Wednesday, November 14, 2007

24th Sunday after Pentecost 4.11.07 Sermon

24th Sunday after Pentecost 11.11.07 Good and bad

The problem of having wheat and tares side by side is that the wheat might be corrupted.

So many Catholics have lost their faith by following the lax ways of the world around them.

What we have to do is keep the fire burning, maintain the intensity of our faith, without becoming insular, ghettoish, holier-than-thou, or writing people off – in fact we have to convert them.

If you put good and bad people together it can go either way. In fact what we have in practice is that some bad people become good and some good people become bad, and others stay where they are.

What we want (and obviously God wants) is that the bad people become good, and the good people stay good.

We have to stay good to such a degree that we not only are strong enough to resist evil, but to overcome it.

That takes a lot of faith, a lot of prayer and a lot of application.

There are two obvious areas where we are breaking down in the Church as of now:

One is that churches are empty most of the time, locked most of the time. Every church should be open, people say – to which the answer is that we cannot do that because there is too much vandalism around. To which the answer is that vandals can only operate in an empty church and there should be someone praying around the clock in front of the Blessed Sacrament.

In other words we need more people in churches, praying, atoning, adoring. This chorus of prayer will reach heaven and bring many blessings upon the earth.

The other breakdown area is that Catholics are not sufficiently involved in the cultural, moral aspects of our society.

When an issue arises like abortion, euthanasia, stem cell research, cloning, same-sex marriages, we have to rise up and be counted.

Bad men flourish when good men do nothing.

There are so few who attend meetings, vigils, rallies etc. Not everyone can, not every one can go to every event or deal with every issue. But speaking generally, we are an apathetic lot.

The two areas of breakdown are related. If we don’t pray we will not act. We gradually lose any sense of outrage. If we don’t act our prayer will become remote from our ordinary lives and we will see ‘Church’ as just something we do on Sundays.

I say outrage, but then we have to balance all this with charity. We are not meant to kill or harm evildoers, but rather win them over.

People will go with the flow and be influenced by what others around them are saying and doing. If most people went to Mass, most people adored the Blessed Sacrament, then others would join in. They would feel they were missing out if they did not.

How can we heal these areas of breakdown? We have to pave our own way here. Our first thought is to let others start something and we might join it. Each of us has to be first to cultivate enthusiasm. We cannot all run out and start a movement and that is not required. We are not all called to do everything. Each one must take stock and discern what is required of ‘me’ at this point.

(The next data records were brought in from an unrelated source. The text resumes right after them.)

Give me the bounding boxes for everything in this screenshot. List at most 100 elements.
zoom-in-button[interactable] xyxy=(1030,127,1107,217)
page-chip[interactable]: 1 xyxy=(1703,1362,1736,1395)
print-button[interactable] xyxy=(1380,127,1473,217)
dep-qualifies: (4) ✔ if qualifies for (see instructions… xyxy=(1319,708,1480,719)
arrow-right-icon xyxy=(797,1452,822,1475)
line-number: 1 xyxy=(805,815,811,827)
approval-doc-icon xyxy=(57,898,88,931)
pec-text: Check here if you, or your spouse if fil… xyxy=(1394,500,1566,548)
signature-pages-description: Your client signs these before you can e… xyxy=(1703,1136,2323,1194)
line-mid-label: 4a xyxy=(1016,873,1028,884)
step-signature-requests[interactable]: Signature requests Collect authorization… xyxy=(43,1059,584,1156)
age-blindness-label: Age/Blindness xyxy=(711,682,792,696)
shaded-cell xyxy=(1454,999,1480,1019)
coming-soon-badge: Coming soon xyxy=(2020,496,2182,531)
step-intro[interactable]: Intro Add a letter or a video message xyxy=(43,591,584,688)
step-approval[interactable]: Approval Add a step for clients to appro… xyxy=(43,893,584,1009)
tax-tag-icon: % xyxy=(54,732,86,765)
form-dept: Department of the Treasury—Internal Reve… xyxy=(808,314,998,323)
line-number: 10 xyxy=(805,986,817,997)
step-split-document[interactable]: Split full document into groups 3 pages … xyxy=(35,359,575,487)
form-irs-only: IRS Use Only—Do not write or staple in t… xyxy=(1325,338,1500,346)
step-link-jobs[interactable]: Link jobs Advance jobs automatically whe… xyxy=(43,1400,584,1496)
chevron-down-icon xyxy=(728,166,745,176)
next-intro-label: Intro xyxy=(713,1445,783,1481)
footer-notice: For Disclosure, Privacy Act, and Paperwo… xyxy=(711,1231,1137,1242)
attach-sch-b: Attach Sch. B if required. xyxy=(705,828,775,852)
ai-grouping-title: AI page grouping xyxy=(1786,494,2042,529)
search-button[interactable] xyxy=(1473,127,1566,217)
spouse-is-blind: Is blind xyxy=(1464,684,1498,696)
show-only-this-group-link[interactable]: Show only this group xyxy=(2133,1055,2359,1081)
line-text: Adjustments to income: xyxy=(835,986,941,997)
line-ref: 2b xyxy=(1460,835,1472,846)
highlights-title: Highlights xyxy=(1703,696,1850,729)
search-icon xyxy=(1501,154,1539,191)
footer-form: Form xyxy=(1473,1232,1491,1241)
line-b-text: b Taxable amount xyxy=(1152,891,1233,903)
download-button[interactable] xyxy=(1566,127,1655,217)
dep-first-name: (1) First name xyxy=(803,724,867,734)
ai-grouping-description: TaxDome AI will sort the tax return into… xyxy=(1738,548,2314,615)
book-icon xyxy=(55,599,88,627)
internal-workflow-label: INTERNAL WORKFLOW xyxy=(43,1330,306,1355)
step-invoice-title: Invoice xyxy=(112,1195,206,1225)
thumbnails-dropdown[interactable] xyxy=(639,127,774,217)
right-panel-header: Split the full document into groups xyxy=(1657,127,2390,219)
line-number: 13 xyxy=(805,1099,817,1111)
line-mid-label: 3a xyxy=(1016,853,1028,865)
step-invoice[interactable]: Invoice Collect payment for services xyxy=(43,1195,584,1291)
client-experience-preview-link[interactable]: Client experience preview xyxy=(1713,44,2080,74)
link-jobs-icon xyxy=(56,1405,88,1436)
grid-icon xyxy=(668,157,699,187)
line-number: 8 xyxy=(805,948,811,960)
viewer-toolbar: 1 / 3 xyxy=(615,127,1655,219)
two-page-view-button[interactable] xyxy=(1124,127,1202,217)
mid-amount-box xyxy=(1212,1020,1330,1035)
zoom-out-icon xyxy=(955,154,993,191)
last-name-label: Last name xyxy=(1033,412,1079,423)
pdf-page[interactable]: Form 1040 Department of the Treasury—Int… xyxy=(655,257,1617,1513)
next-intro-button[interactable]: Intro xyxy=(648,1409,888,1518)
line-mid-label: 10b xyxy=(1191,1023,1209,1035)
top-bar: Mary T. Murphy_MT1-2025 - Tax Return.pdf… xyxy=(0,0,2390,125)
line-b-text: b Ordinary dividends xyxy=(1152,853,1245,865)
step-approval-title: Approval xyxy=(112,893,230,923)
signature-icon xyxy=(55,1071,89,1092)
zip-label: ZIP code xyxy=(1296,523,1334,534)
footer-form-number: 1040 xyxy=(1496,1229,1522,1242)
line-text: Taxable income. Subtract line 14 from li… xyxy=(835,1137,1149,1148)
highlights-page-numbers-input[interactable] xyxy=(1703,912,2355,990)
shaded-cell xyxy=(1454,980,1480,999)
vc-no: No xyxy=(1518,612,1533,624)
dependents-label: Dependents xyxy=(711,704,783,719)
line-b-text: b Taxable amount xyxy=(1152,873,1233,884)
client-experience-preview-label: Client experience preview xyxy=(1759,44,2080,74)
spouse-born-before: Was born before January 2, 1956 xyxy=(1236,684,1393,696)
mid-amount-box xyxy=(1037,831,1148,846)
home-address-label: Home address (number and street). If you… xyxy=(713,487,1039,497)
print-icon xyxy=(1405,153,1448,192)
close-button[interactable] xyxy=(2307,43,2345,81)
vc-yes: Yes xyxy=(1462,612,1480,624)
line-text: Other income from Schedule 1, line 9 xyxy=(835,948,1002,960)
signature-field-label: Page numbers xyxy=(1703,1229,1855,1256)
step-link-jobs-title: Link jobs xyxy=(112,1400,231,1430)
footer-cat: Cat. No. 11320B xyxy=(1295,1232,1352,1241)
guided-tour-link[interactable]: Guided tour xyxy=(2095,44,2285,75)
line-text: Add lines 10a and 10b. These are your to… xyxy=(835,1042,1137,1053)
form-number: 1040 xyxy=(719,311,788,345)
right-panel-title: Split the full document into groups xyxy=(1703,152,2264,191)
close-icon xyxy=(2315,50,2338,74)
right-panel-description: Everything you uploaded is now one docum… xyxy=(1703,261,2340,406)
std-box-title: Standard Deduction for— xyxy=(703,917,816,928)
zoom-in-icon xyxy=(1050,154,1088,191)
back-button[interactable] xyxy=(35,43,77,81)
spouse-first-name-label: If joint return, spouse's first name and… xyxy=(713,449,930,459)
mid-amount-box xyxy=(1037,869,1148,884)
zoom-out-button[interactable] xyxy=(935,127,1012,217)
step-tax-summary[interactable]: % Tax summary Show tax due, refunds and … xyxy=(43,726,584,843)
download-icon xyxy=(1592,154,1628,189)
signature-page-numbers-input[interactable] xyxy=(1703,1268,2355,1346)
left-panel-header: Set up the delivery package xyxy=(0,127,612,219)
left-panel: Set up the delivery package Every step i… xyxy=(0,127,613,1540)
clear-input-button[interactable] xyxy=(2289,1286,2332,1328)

The main quality lacking is zeal for the cause. We must pray more, and from that foundation we must all do more. Doing precisely what will become clearer from the prayer.

Never losing sight of the overall point that we must try to convert others, without despising them. We share the compassion of Christ for the sheep without a shepherd. We want what is best for others and the best is Christ. On the Last Day may there be only wheat and no weeds.